NEW YORK — If people really looked for history in the New York City building where the Triangle Shirtwaist Factory once stood, they might find it. Plaques mark it as the site of a terrible fire in 1911 that became a catalyst in the American labor movement’s fight to protect workplace safety.
But for some, a few words on a wall aren’t enough to honor the fire’s 146 victims.
So, after years of effort, the Remember the Triangle Fire Coalition is dedicating Wednesday a new memorial that has no chance of being overlooked.
From one corner of the building, a giant steel ribbon with the names of those who died in the disaster, mostly women and girls, has been installed horizontally. Below, a reflective panel displays stenciled names, as well as quotes from people who were there, describing the chaos.
In the coming weeks, a vertical steel column will be added to the corner to span almost the entire height of the building, a reference to the height at which the victims were trapped.
It’s the story of desperate immigrant women, mostly Jewish and Italian, who were trapped by a door that was locked because there were no workplace safety rules that said it couldn’t be that way. Some jumped to their deaths from windows to avoid the flames.
“What you will see is a monument that attempts to incorporate into the object itself the history of the fire, a history of working women, a history of Italians and Jews, a history of tragedy, but also a history of change,” Mary said. Anne Trasciatti, professor at Hofstra University and president of the coalition.
The victims were near the end of their work day on March 25, 1911, when a fire started on the eighth floor of the clothing factory, which occupied the top floors of a building now owned by New York University.
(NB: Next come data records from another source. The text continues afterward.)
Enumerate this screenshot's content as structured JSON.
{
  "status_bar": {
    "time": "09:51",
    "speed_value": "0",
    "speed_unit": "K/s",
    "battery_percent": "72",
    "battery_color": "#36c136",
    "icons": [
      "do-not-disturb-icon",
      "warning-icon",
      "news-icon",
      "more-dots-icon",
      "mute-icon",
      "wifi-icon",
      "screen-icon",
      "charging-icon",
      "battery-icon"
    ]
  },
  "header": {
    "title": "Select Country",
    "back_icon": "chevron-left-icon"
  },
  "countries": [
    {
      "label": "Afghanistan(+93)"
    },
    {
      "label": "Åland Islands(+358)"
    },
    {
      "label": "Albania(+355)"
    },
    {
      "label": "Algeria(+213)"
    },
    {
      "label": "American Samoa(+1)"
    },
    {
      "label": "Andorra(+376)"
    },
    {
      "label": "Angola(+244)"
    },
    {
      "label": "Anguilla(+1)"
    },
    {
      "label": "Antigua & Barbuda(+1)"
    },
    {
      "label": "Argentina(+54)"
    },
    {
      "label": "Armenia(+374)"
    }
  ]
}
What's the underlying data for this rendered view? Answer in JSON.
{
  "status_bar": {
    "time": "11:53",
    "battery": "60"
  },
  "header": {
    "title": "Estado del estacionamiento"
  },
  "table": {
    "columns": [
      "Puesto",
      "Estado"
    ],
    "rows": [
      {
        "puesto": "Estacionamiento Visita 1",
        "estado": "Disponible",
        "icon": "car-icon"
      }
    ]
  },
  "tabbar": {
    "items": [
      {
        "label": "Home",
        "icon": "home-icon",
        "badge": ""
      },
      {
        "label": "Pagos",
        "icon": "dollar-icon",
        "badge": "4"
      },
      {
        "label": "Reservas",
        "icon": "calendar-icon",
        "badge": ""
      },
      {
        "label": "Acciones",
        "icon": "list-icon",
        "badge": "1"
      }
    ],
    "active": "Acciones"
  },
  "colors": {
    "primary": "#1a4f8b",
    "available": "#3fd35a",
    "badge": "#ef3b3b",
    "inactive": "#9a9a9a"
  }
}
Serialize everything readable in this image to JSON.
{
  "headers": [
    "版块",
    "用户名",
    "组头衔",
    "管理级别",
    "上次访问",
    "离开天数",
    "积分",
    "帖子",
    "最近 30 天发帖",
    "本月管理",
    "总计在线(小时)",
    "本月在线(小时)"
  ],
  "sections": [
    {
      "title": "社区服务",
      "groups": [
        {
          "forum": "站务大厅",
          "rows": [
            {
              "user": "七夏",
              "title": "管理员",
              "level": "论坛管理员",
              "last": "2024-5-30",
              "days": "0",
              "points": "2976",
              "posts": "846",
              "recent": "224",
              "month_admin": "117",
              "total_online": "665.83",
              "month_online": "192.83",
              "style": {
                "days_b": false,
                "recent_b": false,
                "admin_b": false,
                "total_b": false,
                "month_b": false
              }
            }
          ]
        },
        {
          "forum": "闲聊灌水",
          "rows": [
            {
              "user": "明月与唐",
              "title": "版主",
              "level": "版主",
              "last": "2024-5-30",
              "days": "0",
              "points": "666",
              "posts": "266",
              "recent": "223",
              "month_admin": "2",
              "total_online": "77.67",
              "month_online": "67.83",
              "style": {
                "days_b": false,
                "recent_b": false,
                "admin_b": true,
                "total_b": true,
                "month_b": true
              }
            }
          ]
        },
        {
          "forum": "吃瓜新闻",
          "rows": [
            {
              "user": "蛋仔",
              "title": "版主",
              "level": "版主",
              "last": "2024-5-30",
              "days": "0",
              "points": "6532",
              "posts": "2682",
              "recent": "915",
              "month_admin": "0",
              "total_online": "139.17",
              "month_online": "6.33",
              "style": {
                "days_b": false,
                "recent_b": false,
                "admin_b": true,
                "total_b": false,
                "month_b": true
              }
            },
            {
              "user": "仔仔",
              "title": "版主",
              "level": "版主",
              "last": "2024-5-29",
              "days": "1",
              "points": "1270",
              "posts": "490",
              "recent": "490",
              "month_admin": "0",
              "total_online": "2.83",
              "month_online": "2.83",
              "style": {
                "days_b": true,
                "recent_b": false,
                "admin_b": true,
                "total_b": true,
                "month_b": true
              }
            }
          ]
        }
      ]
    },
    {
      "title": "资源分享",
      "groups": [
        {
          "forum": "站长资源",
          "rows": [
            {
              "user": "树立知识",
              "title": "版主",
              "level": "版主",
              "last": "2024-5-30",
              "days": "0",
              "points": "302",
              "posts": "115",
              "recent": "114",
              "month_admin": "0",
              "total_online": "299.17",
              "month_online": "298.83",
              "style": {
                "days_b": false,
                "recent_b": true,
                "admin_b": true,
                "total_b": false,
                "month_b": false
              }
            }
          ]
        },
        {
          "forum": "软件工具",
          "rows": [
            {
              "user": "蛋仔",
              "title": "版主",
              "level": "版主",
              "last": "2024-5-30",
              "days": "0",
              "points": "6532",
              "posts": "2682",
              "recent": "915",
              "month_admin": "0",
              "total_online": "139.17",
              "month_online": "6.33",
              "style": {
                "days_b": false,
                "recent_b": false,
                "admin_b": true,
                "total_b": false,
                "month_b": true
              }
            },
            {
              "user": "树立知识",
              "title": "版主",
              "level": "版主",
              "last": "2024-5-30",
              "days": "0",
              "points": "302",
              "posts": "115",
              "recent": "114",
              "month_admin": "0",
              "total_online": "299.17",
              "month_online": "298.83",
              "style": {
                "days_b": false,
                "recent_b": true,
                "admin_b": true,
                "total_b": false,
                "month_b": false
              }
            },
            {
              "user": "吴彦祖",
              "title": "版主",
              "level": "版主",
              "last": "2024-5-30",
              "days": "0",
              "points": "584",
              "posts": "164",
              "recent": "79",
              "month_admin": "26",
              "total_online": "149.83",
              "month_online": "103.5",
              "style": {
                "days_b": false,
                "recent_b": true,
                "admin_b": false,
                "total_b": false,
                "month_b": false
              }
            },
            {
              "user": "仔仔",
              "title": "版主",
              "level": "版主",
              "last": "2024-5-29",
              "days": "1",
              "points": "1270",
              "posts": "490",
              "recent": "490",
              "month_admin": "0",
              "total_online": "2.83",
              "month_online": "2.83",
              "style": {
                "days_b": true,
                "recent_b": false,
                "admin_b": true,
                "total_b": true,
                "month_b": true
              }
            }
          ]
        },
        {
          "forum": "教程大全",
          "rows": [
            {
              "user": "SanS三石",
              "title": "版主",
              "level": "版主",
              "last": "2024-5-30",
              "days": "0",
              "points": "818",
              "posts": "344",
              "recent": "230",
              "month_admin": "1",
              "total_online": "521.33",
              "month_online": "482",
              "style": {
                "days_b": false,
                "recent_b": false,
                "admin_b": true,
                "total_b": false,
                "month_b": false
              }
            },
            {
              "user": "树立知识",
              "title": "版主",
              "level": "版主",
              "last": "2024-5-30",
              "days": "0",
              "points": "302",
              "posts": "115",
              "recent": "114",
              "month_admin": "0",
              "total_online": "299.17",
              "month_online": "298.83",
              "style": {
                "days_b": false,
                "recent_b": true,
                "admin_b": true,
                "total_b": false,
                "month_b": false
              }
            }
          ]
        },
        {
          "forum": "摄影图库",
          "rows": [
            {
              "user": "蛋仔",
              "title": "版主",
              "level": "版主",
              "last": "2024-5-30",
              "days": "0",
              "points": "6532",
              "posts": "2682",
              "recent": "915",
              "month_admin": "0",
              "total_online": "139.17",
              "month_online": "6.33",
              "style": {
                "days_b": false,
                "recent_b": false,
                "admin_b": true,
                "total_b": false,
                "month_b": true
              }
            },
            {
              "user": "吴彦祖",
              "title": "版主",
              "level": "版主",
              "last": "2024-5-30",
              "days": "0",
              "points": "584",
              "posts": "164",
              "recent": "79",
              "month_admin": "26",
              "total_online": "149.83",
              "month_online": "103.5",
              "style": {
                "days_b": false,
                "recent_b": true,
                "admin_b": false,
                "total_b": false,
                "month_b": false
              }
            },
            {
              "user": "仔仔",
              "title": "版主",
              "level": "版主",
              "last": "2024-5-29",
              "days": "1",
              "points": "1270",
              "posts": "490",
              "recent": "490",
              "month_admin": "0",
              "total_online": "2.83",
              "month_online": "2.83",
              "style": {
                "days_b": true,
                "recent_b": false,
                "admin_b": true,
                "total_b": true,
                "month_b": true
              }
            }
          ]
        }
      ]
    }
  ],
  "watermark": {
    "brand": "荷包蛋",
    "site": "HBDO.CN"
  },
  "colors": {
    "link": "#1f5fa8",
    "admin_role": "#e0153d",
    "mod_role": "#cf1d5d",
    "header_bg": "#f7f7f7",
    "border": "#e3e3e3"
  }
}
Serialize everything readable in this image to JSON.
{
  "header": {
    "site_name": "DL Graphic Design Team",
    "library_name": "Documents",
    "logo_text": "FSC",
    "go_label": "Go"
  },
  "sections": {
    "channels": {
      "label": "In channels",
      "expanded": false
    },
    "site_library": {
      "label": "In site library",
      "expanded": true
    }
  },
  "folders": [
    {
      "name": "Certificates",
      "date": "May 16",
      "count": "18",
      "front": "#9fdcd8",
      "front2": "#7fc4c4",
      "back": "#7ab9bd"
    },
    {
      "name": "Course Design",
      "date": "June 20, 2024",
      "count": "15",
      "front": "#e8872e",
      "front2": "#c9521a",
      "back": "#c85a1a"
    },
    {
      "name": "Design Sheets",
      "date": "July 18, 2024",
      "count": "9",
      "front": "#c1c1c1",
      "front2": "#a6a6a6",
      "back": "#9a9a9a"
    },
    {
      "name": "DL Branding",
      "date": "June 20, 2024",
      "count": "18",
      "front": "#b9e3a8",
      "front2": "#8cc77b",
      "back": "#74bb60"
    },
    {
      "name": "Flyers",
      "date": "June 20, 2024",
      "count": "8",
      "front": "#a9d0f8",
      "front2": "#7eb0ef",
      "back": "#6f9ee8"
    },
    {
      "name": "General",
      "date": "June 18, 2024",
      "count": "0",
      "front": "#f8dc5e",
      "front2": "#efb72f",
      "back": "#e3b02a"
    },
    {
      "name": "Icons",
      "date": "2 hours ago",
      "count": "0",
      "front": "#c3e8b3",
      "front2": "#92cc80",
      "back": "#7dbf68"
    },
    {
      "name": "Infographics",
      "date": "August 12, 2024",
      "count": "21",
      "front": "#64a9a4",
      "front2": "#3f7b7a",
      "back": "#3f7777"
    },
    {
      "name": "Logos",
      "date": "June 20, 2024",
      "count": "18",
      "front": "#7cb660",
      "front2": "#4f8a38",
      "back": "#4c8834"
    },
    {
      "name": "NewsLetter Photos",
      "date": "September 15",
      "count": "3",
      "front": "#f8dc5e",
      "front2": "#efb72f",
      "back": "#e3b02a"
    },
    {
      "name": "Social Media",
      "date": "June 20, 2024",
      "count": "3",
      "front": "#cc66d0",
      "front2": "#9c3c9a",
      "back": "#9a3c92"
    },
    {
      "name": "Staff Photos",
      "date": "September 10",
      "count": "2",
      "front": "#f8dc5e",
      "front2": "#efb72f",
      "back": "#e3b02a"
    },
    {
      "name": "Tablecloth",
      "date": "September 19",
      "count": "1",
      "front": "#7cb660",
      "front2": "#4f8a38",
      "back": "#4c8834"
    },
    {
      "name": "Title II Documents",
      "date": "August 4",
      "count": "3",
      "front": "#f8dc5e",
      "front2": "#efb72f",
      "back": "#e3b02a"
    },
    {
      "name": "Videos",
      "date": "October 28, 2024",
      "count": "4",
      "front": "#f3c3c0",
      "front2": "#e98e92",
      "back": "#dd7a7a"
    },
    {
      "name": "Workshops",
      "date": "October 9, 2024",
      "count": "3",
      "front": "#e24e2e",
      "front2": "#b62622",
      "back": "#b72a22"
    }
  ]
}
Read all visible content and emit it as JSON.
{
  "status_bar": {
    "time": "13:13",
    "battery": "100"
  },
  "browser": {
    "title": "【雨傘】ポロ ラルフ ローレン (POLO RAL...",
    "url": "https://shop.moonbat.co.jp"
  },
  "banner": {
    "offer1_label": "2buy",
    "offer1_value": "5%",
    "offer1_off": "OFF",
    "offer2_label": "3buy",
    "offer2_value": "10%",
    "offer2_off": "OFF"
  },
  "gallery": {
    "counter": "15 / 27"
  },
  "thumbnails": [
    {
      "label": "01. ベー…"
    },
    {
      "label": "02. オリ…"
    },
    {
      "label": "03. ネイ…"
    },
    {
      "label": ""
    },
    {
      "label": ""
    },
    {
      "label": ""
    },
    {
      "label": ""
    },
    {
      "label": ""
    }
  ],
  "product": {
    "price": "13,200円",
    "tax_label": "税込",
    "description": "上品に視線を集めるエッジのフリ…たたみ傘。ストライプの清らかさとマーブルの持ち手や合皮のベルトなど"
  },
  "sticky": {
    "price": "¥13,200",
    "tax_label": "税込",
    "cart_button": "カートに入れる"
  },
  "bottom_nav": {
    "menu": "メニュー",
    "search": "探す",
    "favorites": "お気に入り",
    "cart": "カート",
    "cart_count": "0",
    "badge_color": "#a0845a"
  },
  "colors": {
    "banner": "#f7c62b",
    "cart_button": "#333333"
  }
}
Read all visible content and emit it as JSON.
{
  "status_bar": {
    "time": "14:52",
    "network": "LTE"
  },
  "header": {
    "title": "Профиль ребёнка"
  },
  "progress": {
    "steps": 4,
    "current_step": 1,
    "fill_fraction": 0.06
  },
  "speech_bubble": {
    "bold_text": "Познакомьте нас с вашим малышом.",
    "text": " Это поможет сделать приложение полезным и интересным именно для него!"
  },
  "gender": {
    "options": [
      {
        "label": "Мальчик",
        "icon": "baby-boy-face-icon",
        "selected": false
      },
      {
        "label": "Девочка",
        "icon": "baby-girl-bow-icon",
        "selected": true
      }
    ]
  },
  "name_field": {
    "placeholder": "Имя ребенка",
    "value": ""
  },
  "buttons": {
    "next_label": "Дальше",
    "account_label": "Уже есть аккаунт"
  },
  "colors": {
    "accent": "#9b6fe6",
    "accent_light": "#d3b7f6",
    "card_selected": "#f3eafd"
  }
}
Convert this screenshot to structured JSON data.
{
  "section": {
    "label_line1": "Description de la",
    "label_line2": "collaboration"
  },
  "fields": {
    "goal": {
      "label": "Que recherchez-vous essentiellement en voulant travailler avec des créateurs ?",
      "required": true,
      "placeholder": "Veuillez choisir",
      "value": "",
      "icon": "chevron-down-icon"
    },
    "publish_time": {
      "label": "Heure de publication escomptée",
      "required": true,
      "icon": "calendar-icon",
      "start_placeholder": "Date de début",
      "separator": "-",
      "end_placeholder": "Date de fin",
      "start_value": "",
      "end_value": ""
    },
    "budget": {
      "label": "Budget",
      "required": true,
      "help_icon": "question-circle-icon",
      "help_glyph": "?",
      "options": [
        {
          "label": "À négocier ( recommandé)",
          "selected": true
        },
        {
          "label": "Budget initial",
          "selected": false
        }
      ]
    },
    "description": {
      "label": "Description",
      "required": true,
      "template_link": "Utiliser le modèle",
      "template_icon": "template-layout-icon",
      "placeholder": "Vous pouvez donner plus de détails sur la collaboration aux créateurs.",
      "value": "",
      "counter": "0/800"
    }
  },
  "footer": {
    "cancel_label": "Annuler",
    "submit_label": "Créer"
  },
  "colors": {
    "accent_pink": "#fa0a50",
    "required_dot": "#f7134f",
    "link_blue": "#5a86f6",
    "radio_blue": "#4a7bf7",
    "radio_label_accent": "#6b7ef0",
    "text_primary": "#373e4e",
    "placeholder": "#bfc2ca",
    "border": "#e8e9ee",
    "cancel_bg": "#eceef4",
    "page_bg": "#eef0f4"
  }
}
Frantic workers tried to get out as flames spread to the ninth and 10th floors, some struggling to get into an elevator, others heading for the roof. But others who tried to get through a door to escape found it locked, trapping them inside. In a subsequent trial of the factory owners, some said the door had been kept locked on purpose, for fear of theft.
Firefighters responded quickly. But its stairs were too short to reach the upper floors.
Horrified witnesses in the crowd watched as workers jumped out of windows. Among those spectators was the late Frances Perkins, already an anti-poverty advocate trying to change working conditions, and she became even more dedicated after what she saw that day.
“This really pushed her to push for ‘we have to treat workers better,’” said Ileen DeVault, a professor of labor history at Cornell University.
Some of his words remembering the day are part of the memorial and run across the reflective panel. “All of them were killed, everyone who jumped was killed.”
Perkins would be part of a state commission that implemented a series of safety rules in New York that were emulated elsewhere, and later became an integral part of President Franklin Roosevelt’s cabinet as his Secretary of Labor. He pushed policies such as minimum wage, workers’ compensation and old-age pensions.
One of the names on the memorial will be that of Rosie Weiner, who died in the fire, but whose sister and fellow factory worker, Katie Weiner, made it out alive.
Weiner would later recount how he grabbed onto an elevator cable to escape. Today, his great-niece, Suzanne Pred Bass, is on the board of directors of Remember the Triangle Fire Coalition.
Growing up, Bass learned that his great-aunt had survived the fire, but it wasn’t until years later that he heard about Rosie.
Bass’s mother recalled accompanying her mother when she was little to the dock where the victims’ bodies were taken after the fire.
“She never forgot that, she was 4 years old and I can only imagine how scary and horrible it is,” Bass said.
The monument’s designers Richard Joon Yoo and Uri Wegman wanted to find a way for people today to connect with the fire and its legacy, they said. A few years ago the public was invited to contribute pieces of fabric that were tied together into a 300-foot (91-meter) “Collective Ribbon.” The design of that ribbon was etched into the commemorative steel that rises toward the top of the building.
It was important to make that connection between the past and the present because labor issues, workplace protections and the way workers are treated are still far from being resolved in the country and the world, Yoo and Wegman said.
“All the talk about female workers, immigration, work, are these touchpoints that keep breaking out over and over again,” Yoo said, noting that industrial disasters, in garment factories and elsewhere, still they occur all over the world. the world.
The two came up with the design for the monument about a decade ago. It is coming to fruition, with a capital budget of around $3 million, during a year of labor activism in some American industries, with strikes by auto workers, hospital staff, film and television writers and film actors.
It just goes to show that the Triangle Shirtwaist Fire still has lessons to teach, Bass said.
“We forget a tragedy like this at our own peril,” he said. “We have the same problems, immigrant problems, safe working conditions problems, problems of abuse of women in the workplace. “It’s not like any of these problems are solved.”